Повторил. Еще и новую мелодию повторил и ритм пальцами постучал.
— У вас есть слух! Хорошо. Вот листок, тут легкая мелодия, поучите на досуге, вот эту строчку правой рукой, а эту — левой, отдельно. И приходите в следующий вторник. Не робейте, у вас хорошо пойдет, я чувствую.
Дед ехал домой и ликовал. Как будто получил право играть не тайно, стеснительно, когда дома никого.
Уже во дворе вдруг остановился — стало жалко себя. Своего нищего детства, зависти к другим, у которых уже и самокат настоящий, а у него доска с крадеными подшипниками, латаные треники. В коммуналке они были самые бедные, и соседка докторша подкармливала его. Вынимала из супа мясо, звала его. На хлеб намазывали выковыренное из мозговой кости, сверху соленый огурчик, тонко струганное мясо с перцем — самый вкусный на свете бутерброд после школы. У докторши были пластинки с операми — он приходил послушать, сидел на диване смирно, руки на коленях.
Эх, дочку не учил, и жена его уже два года как умерла — не узнает, что на уроки записался.
Какой сентиментальный стал в старости, лезут жалостные воспоминания, когда радоваться надо. Есть чему радоваться: дочка выучилась на врача, удачно замужем, зять надежный, внучка талантами не обделена, все здоровы, квартира большая, три комнаты, всё есть, хватает. «И войны нет, не зря за мир боролись», — усмехнулся дед.
Дома выпалил с порога:
— Я записался на уроки бесплатно. В Доме культуры.
— Дедушка, — запротивничала внучка, — у тебя не получится, ты старый, у тебя пальцы медленные.
— Еще лучше тебя будет, ты ленишься, а дедушка трудолюбивый!
Раньше его не интересовало, чем другие люди занимаются. Работал много. Друзья — в основном заводские — встречались, обсуждали работу, футбол, рыбалку. Ему неинтересно было, не любил шумные компании. Он читал, слушал пластинки, возился по хозяйству, с внучкой, на кладбище к жене ходил — убрать, по весне посадить цветы. Не скучал.

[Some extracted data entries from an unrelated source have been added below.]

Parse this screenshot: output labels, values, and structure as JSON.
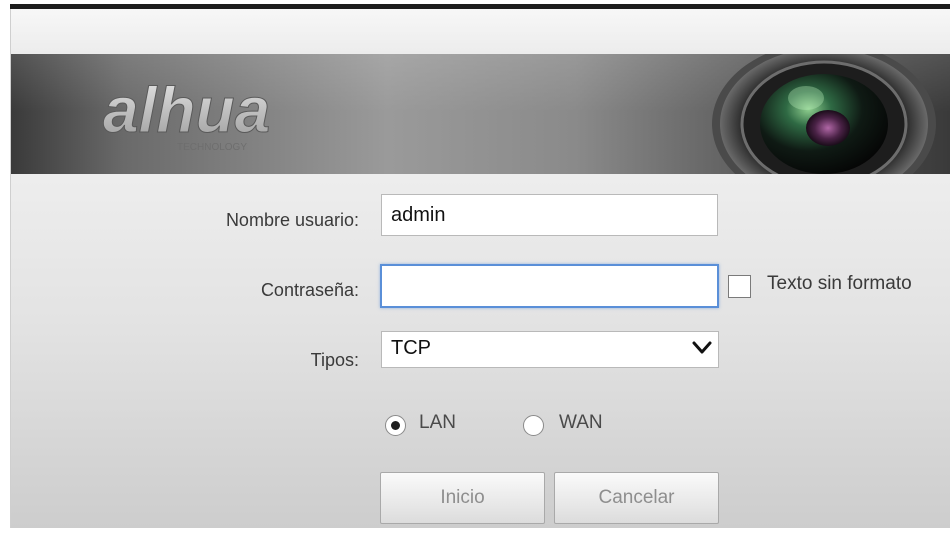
{
  "brand": {
    "logo_text": "alhua",
    "logo_subtext": "TECHNOLOGY"
  },
  "form": {
    "username": {
      "label": "Nombre usuario:",
      "value": "admin"
    },
    "password": {
      "label": "Contraseña:",
      "value": ""
    },
    "plain_text": {
      "label": "Texto sin formato",
      "checked": false
    },
    "type": {
      "label": "Tipos:",
      "selected": "TCP"
    },
    "network": {
      "options": [
        {
          "label": "LAN",
          "selected": true
        },
        {
          "label": "WAN",
          "selected": false
        }
      ]
    }
  },
  "buttons": {
    "login_label": "Inicio",
    "cancel_label": "Cancelar"
  },
  "colors": {
    "focus_border": "#5a8fd8",
    "banner_dark": "#3a3a3a",
    "panel_bg": "#e3e3e3"
  }
}
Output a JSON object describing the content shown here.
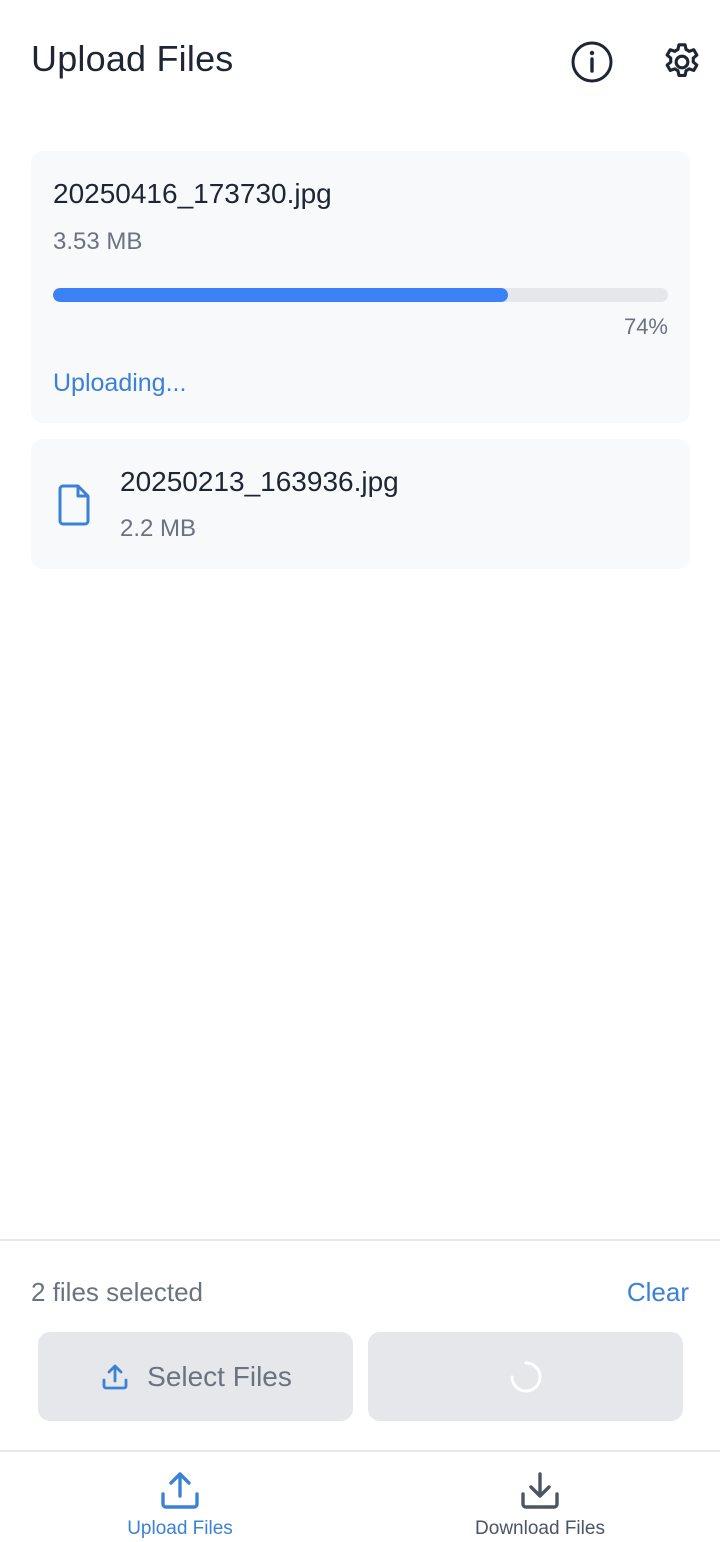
{
  "header": {
    "title": "Upload Files",
    "info_icon": "info-icon",
    "settings_icon": "gear-icon"
  },
  "files": [
    {
      "name": "20250416_173730.jpg",
      "size": "3.53 MB",
      "progress_percent": 74,
      "progress_label": "74%",
      "status": "Uploading..."
    },
    {
      "name": "20250213_163936.jpg",
      "size": "2.2 MB",
      "icon": "file-icon"
    }
  ],
  "actions": {
    "selected_count": "2 files selected",
    "clear_label": "Clear",
    "select_files_label": "Select Files",
    "select_files_icon": "upload-icon",
    "upload_button_state": "loading-spinner"
  },
  "bottom_nav": {
    "items": [
      {
        "label": "Upload Files",
        "icon": "upload-icon",
        "active": true
      },
      {
        "label": "Download Files",
        "icon": "download-icon",
        "active": false
      }
    ]
  },
  "colors": {
    "accent": "#3b82d6",
    "progress_fill": "#3b82f6",
    "card_bg": "#f8f9fb",
    "button_bg": "#e5e7eb"
  }
}
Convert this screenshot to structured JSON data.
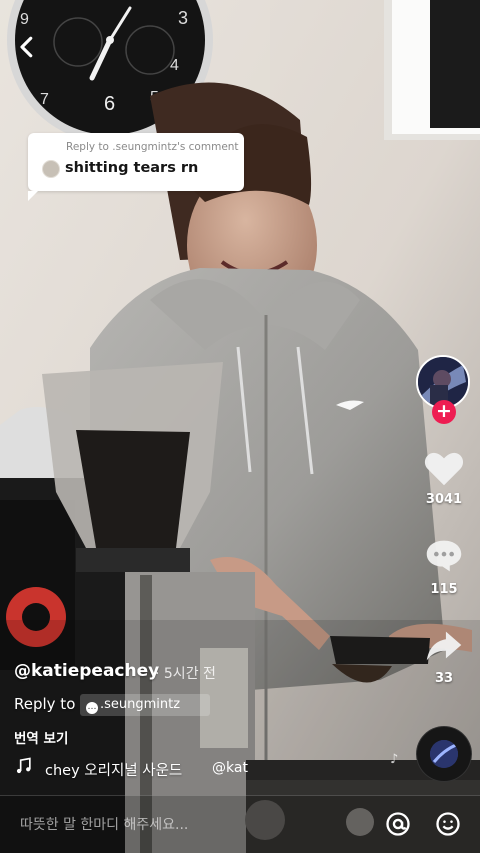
{
  "reply_bubble": {
    "subtitle": "Reply to .seungmintz's comment",
    "text": "shitting tears rn"
  },
  "rail": {
    "likes": "3041",
    "comments": "115",
    "shares": "33"
  },
  "post": {
    "username": "@katiepeachey",
    "time": "· 5시간 전",
    "reply_to_label": "Reply to",
    "reply_to_user": ".seungmintz",
    "translate": "번역 보기",
    "sound": "chey 오리지널 사운드",
    "sound_author": "@kat"
  },
  "comment_bar": {
    "placeholder": "따뜻한 말 한마디 해주세요..."
  },
  "colors": {
    "accent": "#ee1d52",
    "text": "#ffffff"
  },
  "icons": [
    "back-arrow-icon",
    "heart-icon",
    "comment-icon",
    "share-icon",
    "music-note-icon",
    "at-icon",
    "emoji-icon"
  ]
}
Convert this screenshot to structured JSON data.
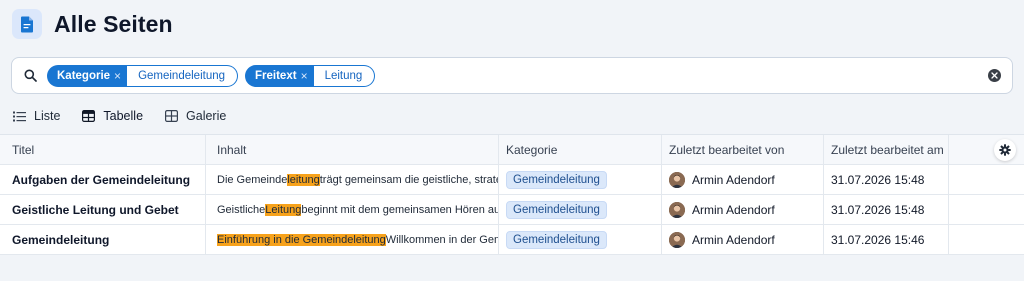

А теперь вдруг пожалел, что не интересовался. Вот чертежник его в хоре пел. Перед занятиями глотал сырое яйцо — для горла полезно, распевался за кульманом. И что не расспрашивал его: что поет, как учат, может, и самому присоединиться? А потом чертежник уехал.
Как-то пришел пораньше, решил походить, посмотреть, чему другие учатся.
Послушал из коридора урок вокала: «Дай мне выплакать горе».
Смешно стало — голос звонкий, детский совсем — и горе ему выплакать! Посмотрел в приоткрытую дверь. Румяная девица, высокая, с огромными руками, которым места не находилось — теребила подол, так-сяк их укладывала... Голосистая. Видно было, что очень старалась, на «горе» печалей не хватило.